Aoibheann’s luncheon seemed to go very well, aside from a few people who didn’t make it. At least, I am guessing so from the number of chairs compared to the number of people. I have no idea who she actually invited. I only got to know what was happening because I forgot it was on, went over to get something and ended up serving sandwiches and drinks. Aoibheann was there, obviously, as was Mitternacht, looking very snug on her booster seat, Diane, Brigitte for a while, Neelam, who clearly couldn’t decide if she was there as a guest or as a server, a rather pretty lady whose name is Gabrielle, I think, and Anna and the Queen, who turned up only for a short while, being somewhat pre-occupied with Hadley being ill. Sophia turned up later, by accident, and was invited to join the party. She and Diane seemed to hit it off, possibly because both come from the southern parts of the states. Carmen also appeared later.
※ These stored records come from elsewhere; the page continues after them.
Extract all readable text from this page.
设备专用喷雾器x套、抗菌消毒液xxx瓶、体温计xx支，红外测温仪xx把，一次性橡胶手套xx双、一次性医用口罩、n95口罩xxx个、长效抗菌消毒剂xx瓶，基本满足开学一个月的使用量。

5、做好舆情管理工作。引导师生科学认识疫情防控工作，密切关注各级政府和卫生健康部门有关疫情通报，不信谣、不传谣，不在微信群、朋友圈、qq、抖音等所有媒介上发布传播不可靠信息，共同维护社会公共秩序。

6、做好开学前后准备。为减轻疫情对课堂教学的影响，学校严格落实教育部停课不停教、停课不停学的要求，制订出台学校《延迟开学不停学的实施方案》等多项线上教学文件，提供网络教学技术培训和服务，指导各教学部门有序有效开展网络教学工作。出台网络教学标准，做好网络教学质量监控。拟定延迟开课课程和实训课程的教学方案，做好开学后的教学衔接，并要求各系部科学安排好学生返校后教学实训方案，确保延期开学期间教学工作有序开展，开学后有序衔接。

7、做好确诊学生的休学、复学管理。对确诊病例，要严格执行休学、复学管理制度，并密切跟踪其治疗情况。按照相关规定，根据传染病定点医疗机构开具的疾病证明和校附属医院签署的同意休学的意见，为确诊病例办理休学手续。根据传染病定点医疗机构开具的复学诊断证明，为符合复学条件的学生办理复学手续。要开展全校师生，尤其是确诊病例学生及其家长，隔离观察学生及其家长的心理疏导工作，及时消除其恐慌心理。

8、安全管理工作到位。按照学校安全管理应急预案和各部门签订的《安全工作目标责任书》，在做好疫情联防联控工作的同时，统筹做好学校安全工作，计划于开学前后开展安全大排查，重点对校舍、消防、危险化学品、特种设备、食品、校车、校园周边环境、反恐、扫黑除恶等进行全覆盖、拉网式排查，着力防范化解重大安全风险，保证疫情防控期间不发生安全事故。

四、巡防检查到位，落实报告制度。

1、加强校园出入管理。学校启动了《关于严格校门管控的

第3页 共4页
I had a bit of a chat with Diane myself, mostly about London and politics. We both bemoaned the fact that we never achieved that interview, for we could have made one hell of a story. I may be wrong, but I think she may have some of Brigitte’s predilections, judging from the way her eyes roved whenever a pretty woman came in. She seemed particularly taken with Carmen, even saying that she resembled a dear friend of hers from way back.
Eventually, everybody drifted off, saying what a lovely time they had. Neelam more rushed off, claiming some emergency, leaving Aoibheann and I to clear up the debris. I congratulated her on a successful event, which she accepted, but then went a little melancholy on me, wishing that Daimon had been able to come. I had been waiting for an opportunity to ask about that, ever since the queen inadvertently mentioned him in my hearing. I kept things neutral, merely saying I hadn’t seen him in a while and asking how he was.
It all came out. How Daimon was hosting the White Stag, how she could not see him, how she spent so much time in the woods hoping to see him, how she had even consulted with a goddess about what she could do… She was trying hard not to let any tears show, but they were there. What was also there was her inner strength; that core of steel that will not give up the fight, no matter what. She asked me if it was wrong of her to be happy or to enjoy herself while he was trapped. I did what I could to assure her that I was convinced that Daimon would want her to, that if he loved her, he would want her to get on with life until such time as they could be together. She also felt useless, despite people telling her how special she was, because she could not do anything. Again, I assured her that she was doing something; each time she thought of him, fought for him, tried to find some way to help him; that all that mattered and was important. I also tried to offer some hope, in so far as whatever goddess she had consulted could be wrong, that while there may not be something she could do now, there might be in the future. I pointed out that the whole reason for white stag stemmed from the departure of the fae king who had been the fourth power that held the cove together. The hunter had come to replace that fourth power, but because of the nature of the hunter, the white stag was needed to balance him. That, I suggested, could change. If some other way to balance the four powers could be found, then the hunter would not be needed and Daimon need no longer be the white stag. Or perhaps, somebody else could be found to host the white stag, freeing Daimon from that task.
That last seemed to spur some idea within her, and she rushed off, asking Neelam to finish the clearing up. She disappeared off to her room and emerged a little later all prepped for a night in the woods. I have seen her do this before, but this time, she asked to borrow my sword. Naturally, I was a little reluctant since I can barely use the thing and I was pretty certain she couldn’t. She assured me it was mostly for show, to make her look less like prey. Neelam offered to be her sword (prompting me to briefly wonder which end counted as the pointy end), but Aoibheann was adamant that she should do this on her own, saying that having Neelam hovering would just make her look like a defenceless child. I could see her point. I could also see Neelam’s, but unlike Neelam, I know the folly of arguing with Aoibheann when she has made up her mind. I fetched the sword for her and gave her some tips about wearing it, resisting the old advice of hold the blunt end and stick the pointy end in the enemy. As she was getting ready, she did give Neelam a bit of a telling off for always claiming to know what is best for people, yet not understanding happiness herself. Another very valid point. I don’t know if Neelam understood, and I suspect that she will attempt to follow Aoibheann anyway. I can’t say I would try to prevent her. It would be nice to know that Aoibheann had some backup, should things go wrong. And off she went, sword on her back, camping provisions in her back, and steel in her stride. I know that sometimes she seems to invite trouble, but for tonight, somehow I felt things would be alright.